Something Delicious: Nuoc chom every day
At this time of year, all I want is lettuce wraps with nuoc chom. A pile of herbs, some white rice or rice noodles, peanuts, some kind of protein. Cool and lovely. I like to make the ones in Andrea Nguyen’s Vietnamese Food Any Day. A version of her recipe is here, but you can make it with tofu, or tempeh, or anything really. She also has a newsletter, Pass the Fish Sauce, which I love.

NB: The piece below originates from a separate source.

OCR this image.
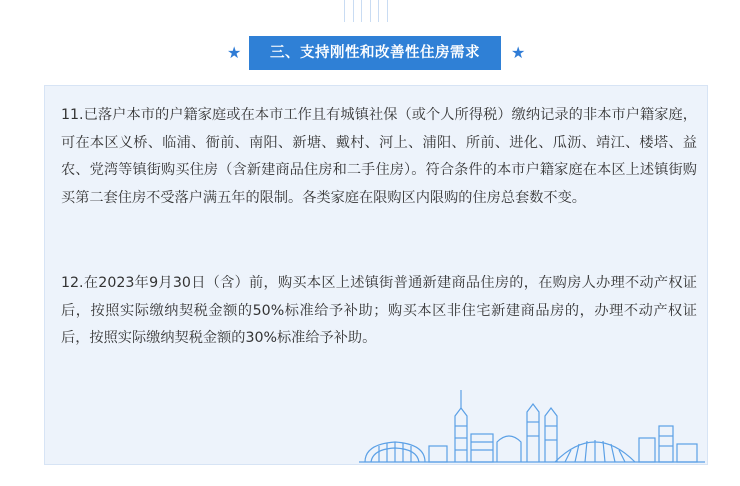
★	三、支持刚性和改善性住房需求	★

11.已落户本市的户籍家庭或在本市工作且有城镇社保（或个人所得税）缴纳记录的非本市户籍家庭，可在本区义桥、临浦、衙前、南阳、新塘、戴村、河上、浦阳、所前、进化、瓜沥、靖江、楼塔、益农、党湾等镇街购买住房（含新建商品住房和二手住房）。符合条件的本市户籍家庭在本区上述镇街购买第二套住房不受落户满五年的限制。各类家庭在限购区内限购的住房总套数不变。

12.在2023年9月30日（含）前，购买本区上述镇街普通新建商品住房的，在购房人办理不动产权证后，按照实际缴纳契税金额的50%标准给予补助；购买本区非住宅新建商品房的，办理不动产权证后，按照实际缴纳契税金额的30%标准给予补助。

Garden Update: It bloomed on its own
There haven’t been long hours to dedicate to gardening. I’ve purchased seedlings in the middle of some other errand and put them in pots as the sun rose or set. How could a garden grow when there’s so little time? But it did. This weekend I ate my first raspberry from our bush; I cooked with garden herbs; I sat in the garden, surrounding by incidental abundance.
Community Updates: Support ProPublica Guild
One actually nice thing that I got to do at the IRE conference was hand out flyers educating people on the ProPublica Guild’s uphill battle to force one of the most prestigious investigative journalism outlets in the U.S. to include protections against AI job replacement in its union contract. You can find info here about how to support them, including by signing their petition and donating to a strike fund.